Skip to content

Supported Document Formats

PrimeThink supports a wide variety of document formats for upload and processing. When you upload a document, the system automatically extracts the text content and makes it available to AI assistants in your chats.

Document Text Extraction Process

When you upload a document, PrimeThink automatically extracts text content in Markdown format for supported file types.
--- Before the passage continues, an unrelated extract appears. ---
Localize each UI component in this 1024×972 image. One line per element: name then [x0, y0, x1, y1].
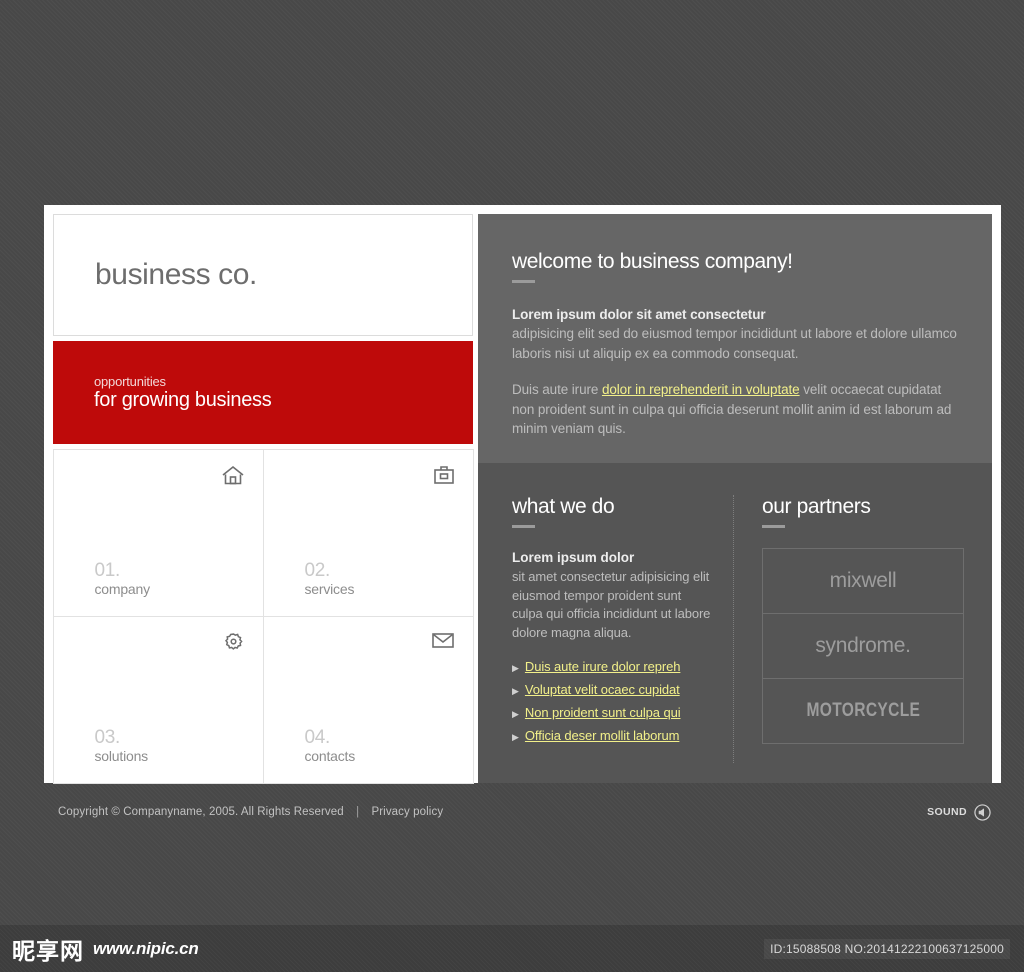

This extraction process is asynchronous and happens in the background.

How Extraction Works

  1. Upload: When a file is uploaded, it receives an initial status of "Added"
  2. Processing: The system begins extracting text content asynchronously
  3. Completion: Once extraction is complete, the status changes (e.g., to "Processed", "Ready", or "Indexed")
  4. Error Handling: If extraction fails, the status becomes "Error"

Extraction Timing

  • Processing Time: Varies from a few seconds to longer depending on:
  • File size (larger files take longer)
  • File complexity (scanned PDFs with OCR take longer than text-based documents)
  • System load

  • Status Indicators:

  • "Added" = Extraction not yet started or in progress
  • "Error" = Extraction failed
  • Any other status ("Processed", "Ready", "Indexed", etc.) = Extraction complete, text available

Extracted Content Format

The extracted text is converted to Markdown format, which includes: - Document structure (headings, paragraphs) - Tables (for spreadsheets and documents with tables) - Basic formatting (bold, italic, lists) - Text from images (via OCR or AI vision) - Transcriptions (for audio/video files)

Checking Extraction Status

To check if a document's text has been extracted: - Check the document's status field in API responses - Use pt.getDocumentStatus(docId) in live apps - Any status other than "Added" or "Error" indicates extraction is complete

For programmatic workflows in live apps, see Data Management API for details on checking status and retrieving extracted text.

Document Files

Format Extensions Description
PDF .pdf Portable Document Format with OCR support for scanned documents
Word .doc, .docx Microsoft Word documents (both legacy and modern formats)
Plain Text .txt Simple text files
Markdown .md Markdown formatted text
HTML .html, .htm Web pages and HTML content

PDF Processing: PrimeThink can extract text from both digital PDFs and scanned documents using optical character recognition (OCR).

Spreadsheets

Format Extensions Description
Excel .xls, .xlsx Microsoft Excel spreadsheets (both legacy and modern formats)
CSV .csv Comma-separated values

Presentations

Format Extensions Description
PowerPoint .ppt, .pptx Microsoft PowerPoint presentations (both legacy and modern formats)

Data Files

Format Extensions Description
JSON .json JavaScript Object Notation
XML .xml Extensible Markup Language

Images

Format Extensions Description
JPEG .jpg, .jpeg Standard image format
PNG .png Portable Network Graphics
GIF .gif Graphics Interchange Format
BMP .bmp Bitmap images
WebP .webp Modern web image format

Image Processing: PrimeThink uses AI vision to extract text from images and generate descriptions of image content.

Audio and Video

Format Extensions Description
MP3 .mp3 Audio files
M4A .m4a Apple audio format
WAV .wav Waveform audio
MP4 .mp4 Video files

Audio/Video Processing: Audio and video files are automatically transcribed to text, making spoken content searchable and accessible to AI assistants.

Email Files

Format Extensions Description
Email .eml Standard email message files

Email Processing: The system extracts email headers (From, To, Subject, Date), body content, and lists any attachments.

Archives

Format Extensions Description
ZIP .zip Compressed archive files

Archive Processing: ZIP files are automatically extracted, and each file within the archive is processed individually.

Web Content

Type Description
URLs Paste any web URL to automatically fetch and extract its content
YouTube Videos YouTube links are processed to extract video metadata, descriptions, and transcripts when available

File Size Limits

  • Maximum file size: 50 MB per file
  • ZIP archives: Subject to limits on total uncompressed size and file count

Tips for Best Results

  1. Use text-based formats when possible - Digital documents (like .docx) typically yield better results than scanned PDFs.

  2. Ensure good image quality - For images containing text, higher resolution images produce more accurate text extraction.

  3. Check audio quality - Clear audio recordings with minimal background noise transcribe more accurately.

  4. Name files descriptively - Use meaningful filenames to help organize and identify your documents.